Шрифт:
Закладка:
— Ну ладно, — Ося был явно раздосадован тем, что вроде бы не к месту сострил. — Вовчик, дорогой, нашёл время обижаться. Если хочешь знать, я тогда целую ночь не спал, обдумывая, как бы тебе сказать об этом поделикатней, подоходчивей.
— Выходит, так и не придумал, как бы повежливее своего лучшего друга, по сути, отправить на панель?
— Ты спятил, что ли? Не можешь отличить доходный бизнес от паскудства? Нет, ну ты просто полный охломон!
— Чего ты лаешься?
— Да потому что неважный из тебя психолог. Не можешь понять, что тебе желают исключительно добра…
— Подумай, Ося! Ну что ты говоришь? Какое может быть добро в этом твоём гадючнике, во дворце лицемерия, корыстолюбия, стяжательства и алчности?
— Но позвольте, Вовчик! — Ося привстал и, отложив сигару, выпятил свою тщедушную грудь и по-бычьи наклонил голову. Короче, принял стойку профессионального бойца, готового к тому, что победить в очередном бою без правил. — В конце-то концов, кто здесь хозяин? Чей это дом? И я никому не позволю над всем этим издеваться.

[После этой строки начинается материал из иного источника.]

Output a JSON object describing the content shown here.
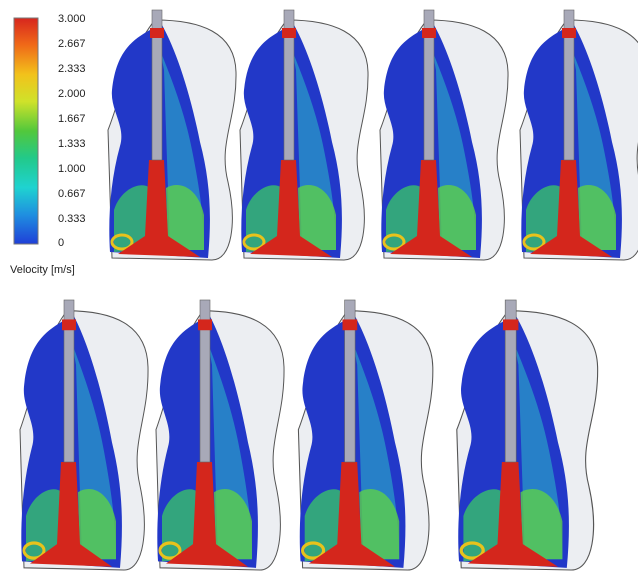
{
  "legend": {
    "ticks": [
      "3.000",
      "2.667",
      "2.333",
      "2.000",
      "1.667",
      "1.333",
      "1.000",
      "0.667",
      "0.333",
      "0"
    ],
    "title": "Velocity [m/s]"
  }
}
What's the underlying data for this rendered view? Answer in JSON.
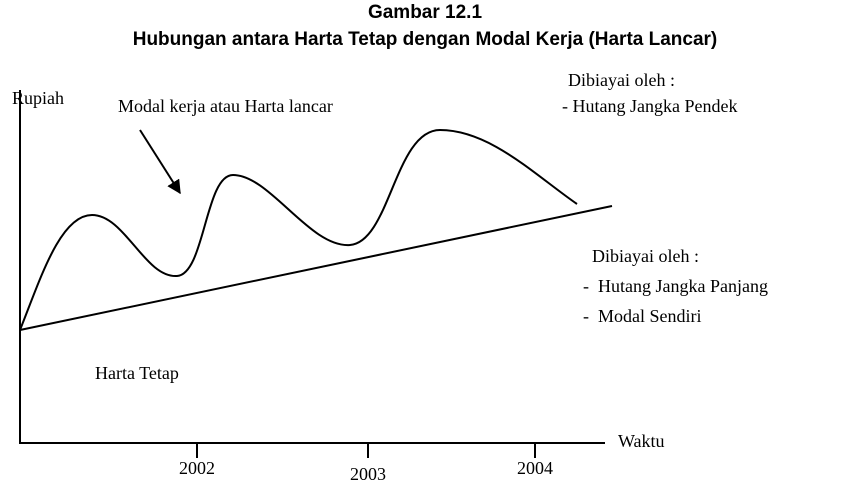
{
  "title": "Gambar 12.1",
  "subtitle": "Hubungan antara Harta Tetap dengan Modal Kerja (Harta Lancar)",
  "y_label": "Rupiah",
  "x_label": "Waktu",
  "curve_label": "Modal kerja atau Harta lancar",
  "fixed_label": "Harta Tetap",
  "upper_note": {
    "heading": "Dibiayai oleh :",
    "items": [
      "- Hutang Jangka Pendek"
    ]
  },
  "lower_note": {
    "heading": "Dibiayai oleh :",
    "items": [
      "-  Hutang Jangka Panjang",
      "-  Modal Sendiri"
    ]
  },
  "x_labels": [
    "2002",
    "2003",
    "2004"
  ]
}
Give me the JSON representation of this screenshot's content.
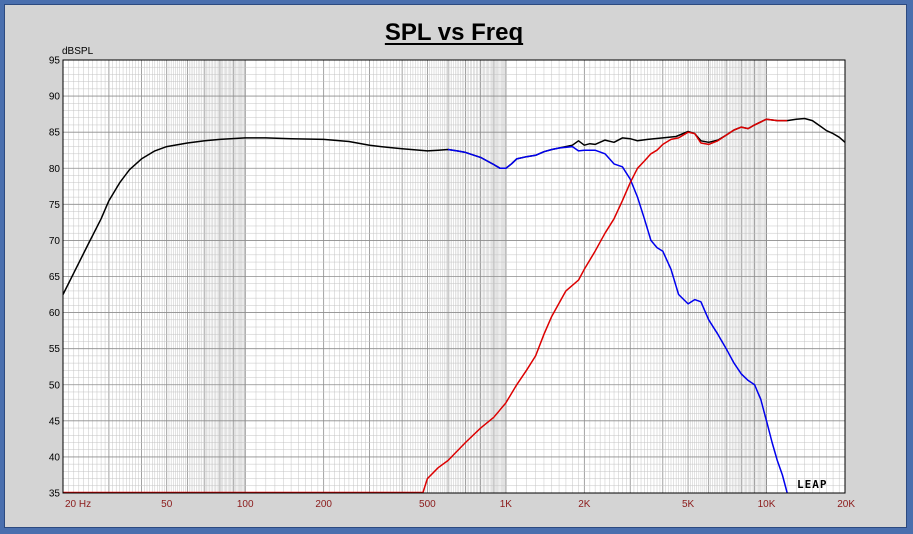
{
  "chart_data": {
    "type": "line",
    "title": "SPL vs Freq",
    "ylabel": "dBSPL",
    "xlabel": "",
    "x_scale": "log",
    "xlim": [
      20,
      20000
    ],
    "ylim": [
      35,
      95
    ],
    "grid": true,
    "y_ticks": [
      35,
      40,
      45,
      50,
      55,
      60,
      65,
      70,
      75,
      80,
      85,
      90,
      95
    ],
    "x_ticks": [
      {
        "value": 20,
        "label": "20  Hz"
      },
      {
        "value": 50,
        "label": "50"
      },
      {
        "value": 100,
        "label": "100"
      },
      {
        "value": 200,
        "label": "200"
      },
      {
        "value": 500,
        "label": "500"
      },
      {
        "value": 1000,
        "label": "1K"
      },
      {
        "value": 2000,
        "label": "2K"
      },
      {
        "value": 5000,
        "label": "5K"
      },
      {
        "value": 10000,
        "label": "10K"
      },
      {
        "value": 20000,
        "label": "20K"
      }
    ],
    "logo": "LEAP",
    "series": [
      {
        "color": "#000000",
        "x": [
          20,
          22,
          25,
          28,
          30,
          33,
          36,
          40,
          45,
          50,
          60,
          70,
          80,
          100,
          120,
          150,
          200,
          250,
          300,
          350,
          400,
          500,
          550,
          600,
          650,
          700,
          800,
          900,
          950,
          1000,
          1050,
          1100,
          1200,
          1300,
          1400,
          1500,
          1600,
          1800,
          1900,
          2000,
          2100,
          2200,
          2400,
          2600,
          2800,
          3000,
          3200,
          3500,
          4000,
          4500,
          5000,
          5300,
          5600,
          6000,
          6500,
          7000,
          7500,
          8000,
          8500,
          9000,
          10000,
          11000,
          12000,
          13000,
          14000,
          15000,
          16000,
          17000,
          18000,
          19000,
          20000
        ],
        "y": [
          62.5,
          65.5,
          69.5,
          73,
          75.5,
          78,
          79.8,
          81.3,
          82.4,
          83,
          83.5,
          83.8,
          84,
          84.2,
          84.2,
          84.1,
          84,
          83.7,
          83.2,
          82.9,
          82.7,
          82.4,
          82.5,
          82.6,
          82.4,
          82.2,
          81.5,
          80.5,
          80,
          80,
          80.6,
          81.3,
          81.6,
          81.8,
          82.3,
          82.6,
          82.8,
          83.2,
          83.8,
          83.2,
          83.4,
          83.3,
          83.9,
          83.6,
          84.2,
          84.1,
          83.8,
          84,
          84.2,
          84.4,
          85.1,
          84.8,
          83.8,
          83.6,
          83.9,
          84.6,
          85.3,
          85.7,
          85.5,
          86,
          86.8,
          86.6,
          86.6,
          86.8,
          86.9,
          86.6,
          85.9,
          85.2,
          84.8,
          84.3,
          83.6
        ]
      },
      {
        "color": "#0000ee",
        "x": [
          600,
          650,
          700,
          800,
          900,
          950,
          1000,
          1050,
          1100,
          1200,
          1300,
          1400,
          1500,
          1600,
          1800,
          1900,
          2000,
          2200,
          2400,
          2600,
          2800,
          3000,
          3200,
          3400,
          3600,
          3800,
          4000,
          4300,
          4600,
          5000,
          5300,
          5600,
          6000,
          6500,
          7000,
          7500,
          8000,
          8500,
          9000,
          9500,
          10000,
          10500,
          11000,
          11500,
          12000
        ],
        "y": [
          82.6,
          82.4,
          82.2,
          81.5,
          80.5,
          80,
          80,
          80.6,
          81.3,
          81.6,
          81.8,
          82.3,
          82.6,
          82.8,
          83,
          82.4,
          82.5,
          82.5,
          82,
          80.6,
          80.2,
          78.5,
          76,
          73,
          70,
          69,
          68.5,
          66,
          62.5,
          61.2,
          61.8,
          61.5,
          59,
          57,
          55,
          53,
          51.5,
          50.6,
          50,
          48,
          45,
          42,
          39.5,
          37.5,
          35
        ]
      },
      {
        "color": "#dd0000",
        "x": [
          480,
          500,
          550,
          600,
          700,
          800,
          900,
          1000,
          1100,
          1200,
          1300,
          1400,
          1500,
          1700,
          1900,
          2000,
          2200,
          2400,
          2600,
          2800,
          3000,
          3200,
          3400,
          3600,
          3800,
          4000,
          4300,
          4600,
          5000,
          5300,
          5600,
          6000,
          6500,
          7000,
          7500,
          8000,
          8500,
          9000,
          10000,
          11000,
          12000
        ],
        "y": [
          35,
          37,
          38.5,
          39.5,
          42,
          44,
          45.5,
          47.5,
          50,
          52,
          54,
          57,
          59.5,
          63,
          64.5,
          66,
          68.5,
          71,
          73,
          75.5,
          78,
          80,
          81,
          82,
          82.5,
          83.3,
          84,
          84.2,
          85,
          84.8,
          83.5,
          83.3,
          83.8,
          84.6,
          85.3,
          85.7,
          85.5,
          86,
          86.8,
          86.6,
          86.6
        ]
      }
    ]
  }
}
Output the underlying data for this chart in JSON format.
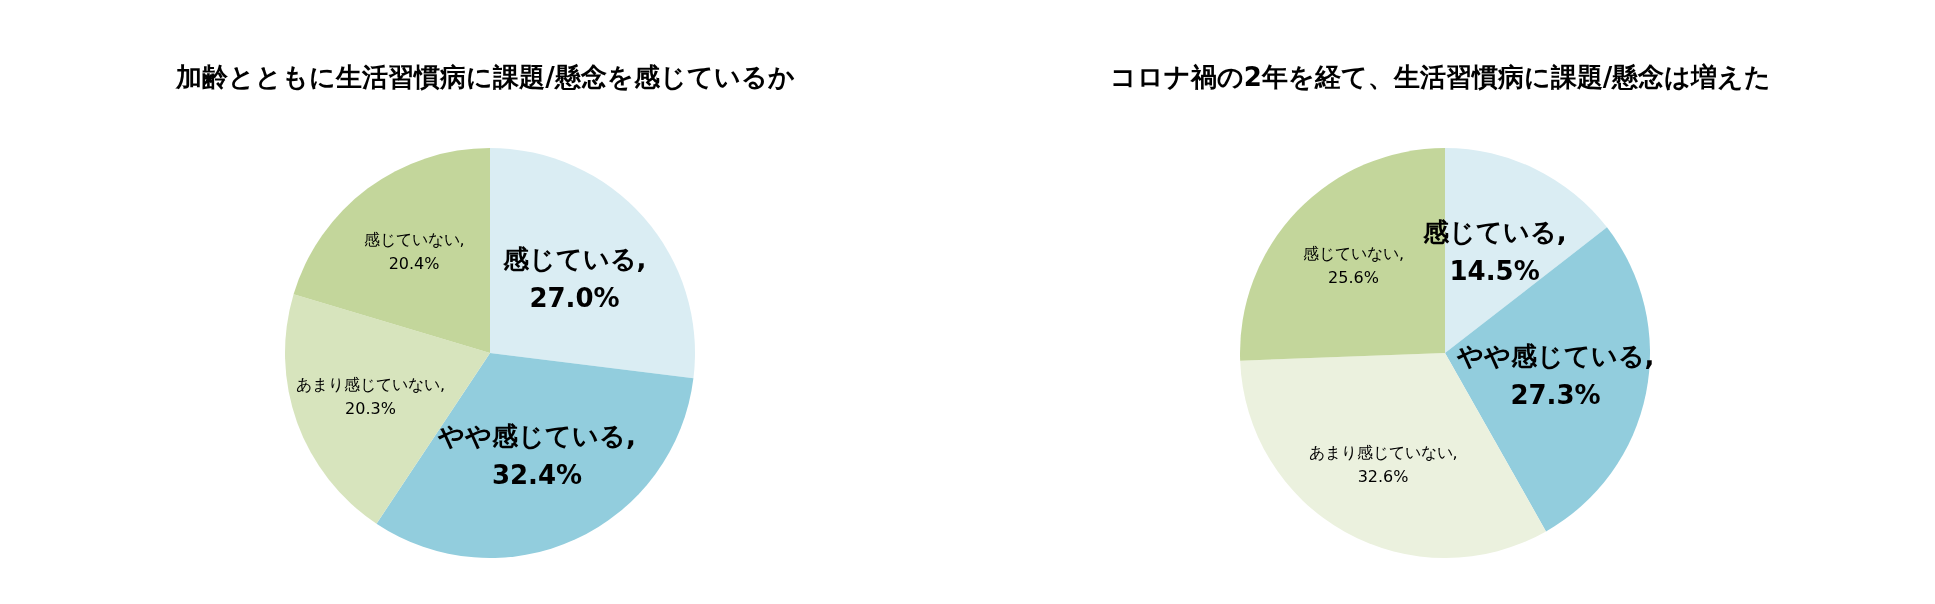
{
  "chart_data": [
    {
      "type": "pie",
      "title": "加齢とともに生活習慣病に課題/懸念を感じているか",
      "categories": [
        "感じている",
        "やや感じている",
        "あまり感じていない",
        "感じていない"
      ],
      "values": [
        27.0,
        32.4,
        20.3,
        20.4
      ],
      "colors": [
        "#daedf3",
        "#92cddd",
        "#d7e4bd",
        "#c3d69b"
      ],
      "value_labels": [
        ", 27.0%",
        ", 32.4%",
        ", 20.3%",
        ", 20.4%"
      ],
      "legend": false
    },
    {
      "type": "pie",
      "title": "コロナ禍の2年を経て、生活習慣病に課題/懸念は増えた",
      "categories": [
        "感じている",
        "やや感じている",
        "あまり感じていない",
        "感じていない"
      ],
      "values": [
        14.5,
        27.3,
        32.6,
        25.6
      ],
      "colors": [
        "#daedf3",
        "#92cddd",
        "#ebf1de",
        "#c3d69b"
      ],
      "value_labels": [
        ", 14.5%",
        ", 27.3%",
        ", 32.6%",
        ", 25.6%"
      ],
      "legend": false
    }
  ]
}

— Прекрасно сказано! Мой, моя, моё… Ты даже Родину успел приватизировать. Вот в этом ты весь со своей дремучей философией, — после сказанных им слов я уже не в состоянии был сдерживаться.
— Вовчик! Ну что за шулерство? При чем тут философия? — Ося уже выбрался из-за стола и, заложив руки за спину, расхаживал передо мной туда-сюда, по всей видимости представляя себя в роли учителя начальных классов. Ну а мне как обычно была предназначена роль плохо успевающего школяра. — Итак, Вовчик, для меня мой дом это и есть моя родина. Как это там… «превозмогая обожанье, я наблюдал, боготворя… здесь были бабы, горожане»… Ну и далее по тексту. А вы мне всё про итоги давно забытых залоговых аукционов. Это нехорошо! Это неуместно! Держу пари, у вас невроз навязчивости, поэтому вас с работы и попёрли, — не дав мне даже шанса оправдаться или возразить, Ося продолжал свои нравоучения: — Скажу вам больше. У людей, подобно вам пребывающих в плену навязчивых идей, до самого преклонного возраста сохраняется инфантилизм. Иными словами, имеет место упрощение проблем, переоценка своих сил, это уж как минимум. Вы часто наступаете на одни и те же грабли, как будто бы нет других возможностей. Ну скажите мне, зачем?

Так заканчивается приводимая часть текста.